By the number of open, expressionless mouths in the audience, I could tell that I had made my point. I bowed and applause broke out in the pews and along the walls. Father Garland had just then come to and was crawling back to his seat when the first cries of “death to the thief” were heard to echo through the hollow heart of the wooden Gronus.

11

“And what now?” asked the mayor.

We stood outside the church as evening fell. The stars and moon were beginning to appear, and the snow had stopped falling sometime in the day. The crowd had gone home, many of whom had thanked me personally for having apprehended the criminal. From the words of appreciation, I got the feeling that these simple people had, for their own reasons, always harbored a certain fear of this girl. As for Arla, she had been taken away to the one cell in Anamasobia—a small, windowless, locked room in the town hall.
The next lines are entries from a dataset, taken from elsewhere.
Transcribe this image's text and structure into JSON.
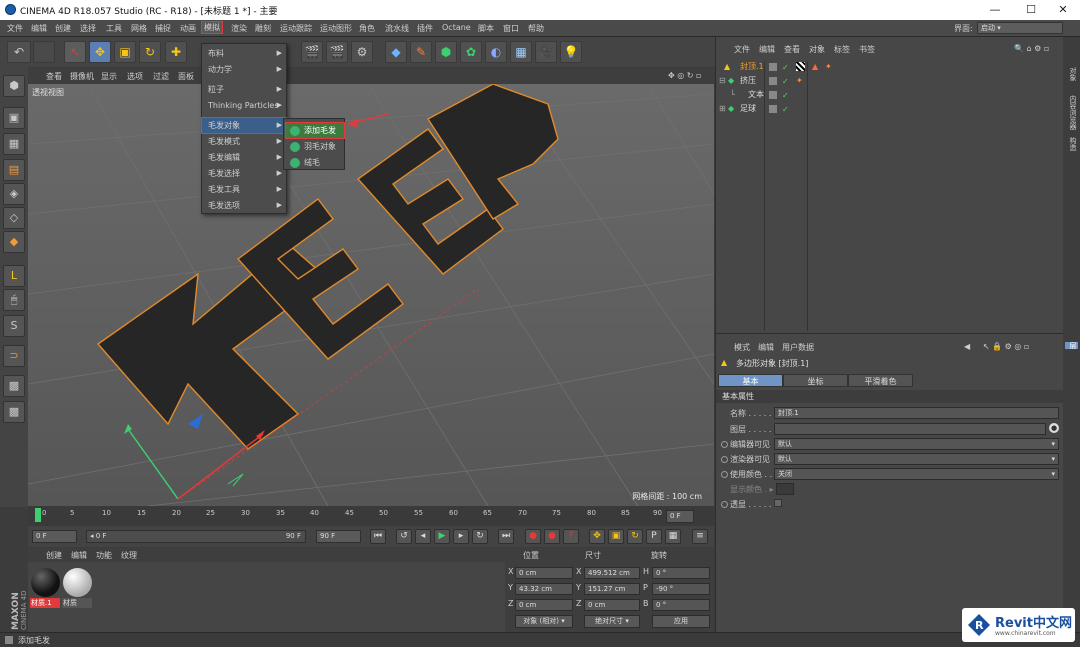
{
  "window": {
    "title": "CINEMA 4D R18.057 Studio (RC - R18) - [未标题 1 *] - 主要",
    "minimize": "—",
    "maximize": "☐",
    "close": "✕"
  },
  "menubar": {
    "items": [
      "文件",
      "编辑",
      "创建",
      "选择",
      "工具",
      "网格",
      "捕捉",
      "动画",
      "模拟",
      "渲染",
      "雕刻",
      "运动跟踪",
      "运动图形",
      "角色",
      "流水线",
      "插件",
      "Octane",
      "脚本",
      "窗口",
      "帮助"
    ],
    "active": "模拟",
    "layout_label": "界面:",
    "layout_value": "启动"
  },
  "viewport": {
    "menu": [
      "查看",
      "摄像机",
      "显示",
      "选项",
      "过滤",
      "面板"
    ],
    "label": "透视视图",
    "grid_spacing": "网格间距 : 100 cm",
    "text_3d": "KEEP"
  },
  "dropdown": {
    "items": [
      "布料",
      "动力学",
      "粒子",
      "Thinking Particles",
      "毛发对象",
      "毛发模式",
      "毛发编辑",
      "毛发选择",
      "毛发工具",
      "毛发选项"
    ],
    "highlighted": "毛发对象"
  },
  "submenu": {
    "items": [
      "添加毛发",
      "羽毛对象",
      "绒毛"
    ],
    "highlighted": "添加毛发"
  },
  "timeline": {
    "ticks": [
      "0",
      "5",
      "10",
      "15",
      "20",
      "25",
      "30",
      "35",
      "40",
      "45",
      "50",
      "55",
      "60",
      "65",
      "70",
      "75",
      "80",
      "85",
      "90"
    ],
    "end_field": "0 F"
  },
  "transport": {
    "start": "0 F",
    "slider": "0 F",
    "end_slider": "90 F",
    "end": "90 F"
  },
  "materials": {
    "menu": [
      "创建",
      "编辑",
      "功能",
      "纹理"
    ],
    "items": [
      {
        "label": "材质.1",
        "color": "#111111"
      },
      {
        "label": "材质",
        "color": "#e8e8e8"
      }
    ]
  },
  "coords": {
    "headers": [
      "位置",
      "尺寸",
      "旋转"
    ],
    "rows": [
      {
        "axis": "X",
        "pos": "0 cm",
        "saxis": "X",
        "size": "499.512 cm",
        "raxis": "H",
        "rot": "0 °"
      },
      {
        "axis": "Y",
        "pos": "43.32 cm",
        "saxis": "Y",
        "size": "151.27 cm",
        "raxis": "P",
        "rot": "-90 °"
      },
      {
        "axis": "Z",
        "pos": "0 cm",
        "saxis": "Z",
        "size": "0 cm",
        "raxis": "B",
        "rot": "0 °"
      }
    ],
    "mode": "对象 (相对)",
    "size_mode": "绝对尺寸",
    "apply": "应用"
  },
  "objects": {
    "menu": [
      "文件",
      "编辑",
      "查看",
      "对象",
      "标签",
      "书签"
    ],
    "rows": [
      {
        "name": "封顶.1",
        "color": "#f0a030"
      },
      {
        "name": "挤压",
        "color": "#9fd0ff"
      },
      {
        "name": "文本",
        "color": "#dddddd"
      },
      {
        "name": "足球",
        "color": "#9fd0ff"
      }
    ]
  },
  "attributes": {
    "menu": [
      "模式",
      "编辑",
      "用户数据"
    ],
    "title": "多边形对象 [封顶.1]",
    "tabs": [
      "基本",
      "坐标",
      "平滑着色(Phong)"
    ],
    "section": "基本属性",
    "props": [
      {
        "label": "名称 . . . . .",
        "value": "封顶.1"
      },
      {
        "label": "图层 . . . . .",
        "value": ""
      },
      {
        "label": "编辑器可见",
        "value": "默认"
      },
      {
        "label": "渲染器可见",
        "value": "默认"
      },
      {
        "label": "使用颜色 . .",
        "value": "关闭"
      },
      {
        "label": "显示颜色 . ▸",
        "value": ""
      },
      {
        "label": "透显 . . . . . .",
        "value": ""
      }
    ]
  },
  "right_strip": [
    "对象",
    "内容浏览器",
    "构造",
    "层"
  ],
  "status": "添加毛发",
  "watermark": {
    "brand": "Revit中文网",
    "url": "www.chinarevit.com"
  }
}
“I suppose justice must be served,” I said.

“If you'll beg my pardon, your honor, you may have found the criminal, but the white fruit is still missing. How are we going to retrieve that if I have the girl executed?” he asked.

“Interrogate the prisoner,” I said. “You must be aware that there are methods for making people talk. Search that hovel she lives in. My belief is that she probably fed part of it to her bastard child in order to offset its obvious physiognomical deficiencies.”

He nodded sadly, which took me by surprise.